Affiliation:
1. LMD/IPSL ENS École Polytechnique Institut Polytechnique de Paris PSL University Sorbonne Université CNRS Paris France
2. Department of Marine Sciences University of Gothenburg Gothenburg Sweden
3. National Oceanic and Atmospheric Administration (NOAA), Pacific Marine Environmental Laboratory (PMEL) CICOES University of Washington Seattle WA USA
4. Instituto Oceanográfico Universidade de São Paulo São Paulo Brazil
5. Department of Oceanography University of Cape Town Rondebosch South Africa
Abstract
AbstractUpper ocean fronts are dynamically active features of the global ocean playing a key role in the air‐sea exchanges of properties and their transport in the ocean interior. With scales ranging from the submesoscale (0.1–10 km) to the mesoscale (10–100s km) and a temporal variability from hours to months, collecting in situ observations of these structures is challenging and this has limited our understanding of their associated processes and impacts. During the EUREC4A‐OA/ATOMIC field experiment, which took place in the northwest tropical Atlantic in January–February 2020, a large number of uncrewed platforms, including five Saildrones, were deployed to provide a detailed picture of the upper‐ocean fine‐scale variability.
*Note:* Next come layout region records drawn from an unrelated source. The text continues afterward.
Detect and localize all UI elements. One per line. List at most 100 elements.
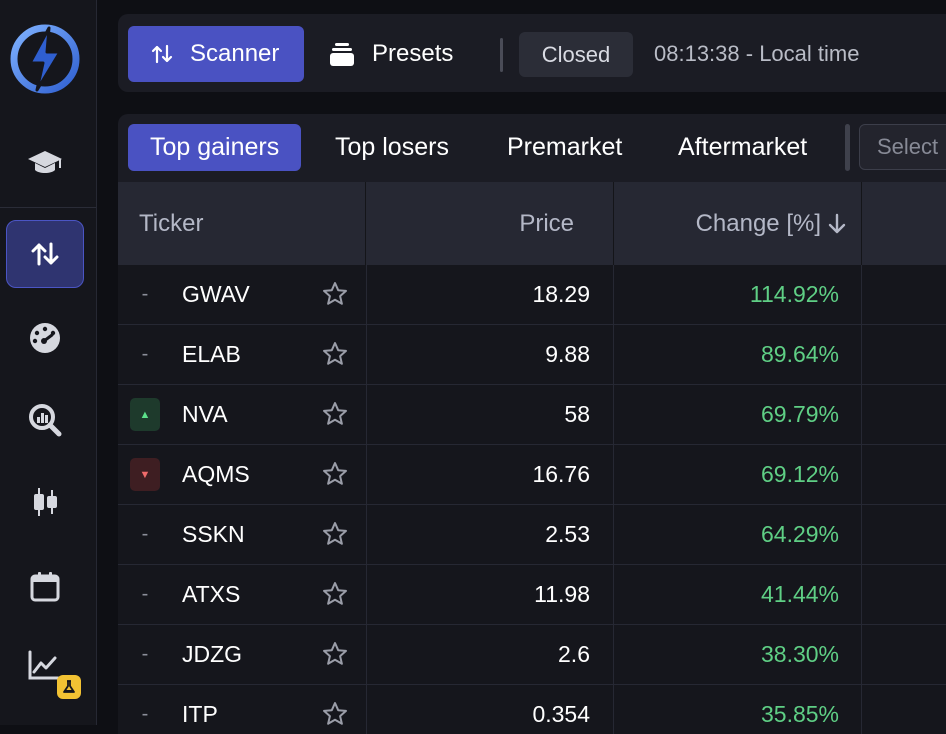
trend-indicator: - [141, 343, 149, 365]
select-dropdown[interactable]: Select [859, 124, 946, 170]
star-icon[interactable] [321, 460, 349, 488]
table-row[interactable]: - ITP 0.354 35.85% [118, 685, 946, 734]
price-cell: 0.354 [366, 685, 614, 734]
table-row[interactable]: ▼ AQMS 16.76 69.12% [118, 445, 946, 505]
scanner-button[interactable]: Scanner [128, 26, 304, 82]
ticker-cell: - SSKN [118, 505, 367, 564]
tab-top-losers[interactable]: Top losers [335, 124, 449, 171]
sidebar-divider [0, 207, 96, 208]
ticker-symbol[interactable]: NVA [182, 385, 228, 444]
flask-icon [63, 680, 75, 693]
candlestick-icon [34, 488, 57, 516]
star-icon[interactable] [321, 400, 349, 428]
app-logo-icon[interactable] [8, 22, 82, 96]
star-icon[interactable] [321, 580, 349, 608]
trend-indicator: ▲ [130, 398, 160, 431]
price-cell: 2.6 [366, 625, 614, 684]
price-cell: 18.29 [366, 265, 614, 324]
extra-cell [862, 505, 946, 564]
star-icon[interactable] [321, 520, 349, 548]
ticker-symbol[interactable]: ATXS [182, 565, 240, 624]
table-row[interactable]: - GWAV 18.29 114.92% [118, 265, 946, 325]
calendar-icon [30, 572, 60, 602]
sidebar-item-academy[interactable] [6, 128, 84, 196]
sort-arrows-icon [31, 242, 59, 266]
table-row[interactable]: ▲ NVA 58 69.79% [118, 385, 946, 445]
beta-badge [57, 675, 81, 699]
change-cell: 41.44% [614, 565, 862, 624]
trend-indicator: - [141, 643, 149, 665]
trend-indicator: - [141, 283, 149, 305]
star-icon[interactable] [321, 640, 349, 668]
ticker-cell: ▼ AQMS [118, 445, 367, 504]
tabs-divider [845, 124, 850, 171]
ticker-cell: - ELAB [118, 325, 367, 384]
table-body: - GWAV 18.29 114.92% - ELAB 9.88 89.64% … [118, 265, 946, 734]
sidebar-item-lab[interactable] [6, 634, 84, 702]
price-cell: 58 [366, 385, 614, 444]
tab-top-gainers[interactable]: Top gainers [128, 124, 302, 171]
ticker-symbol[interactable]: AQMS [182, 445, 250, 504]
trend-indicator: - [141, 523, 149, 545]
table-row[interactable]: - ELAB 9.88 89.64% [118, 325, 946, 385]
scanner-panel: Top gainers Top losers Premarket Afterma… [118, 114, 946, 734]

This region is strongly influenced by the outflow of the Amazon River, even in winter, which is the minimum outflow season. Here, the generation of fine‐scale horizontal thermohaline gradients is driven by the stirring of this freshwater river input by large anticyclonic eddies, the so‐called North Brazil Current Rings. Vertical shear estimates using the Saildrones ADCP show that partial temperature compensation occurs along restratifying submesoscale salinity‐dominated fronts. The distribution of surface along‐track gradients, as sampled by different horizontal length‐scales, reveals the prevalence of submesoscale fronts. This is supported by a flattening of the spectral slopes of surface density at the submesoscale. This study emphasizes the need to resolve the upper ocean at high spatial resolution to understand its impact on the broader circulation and to properly represent air‐sea interactions.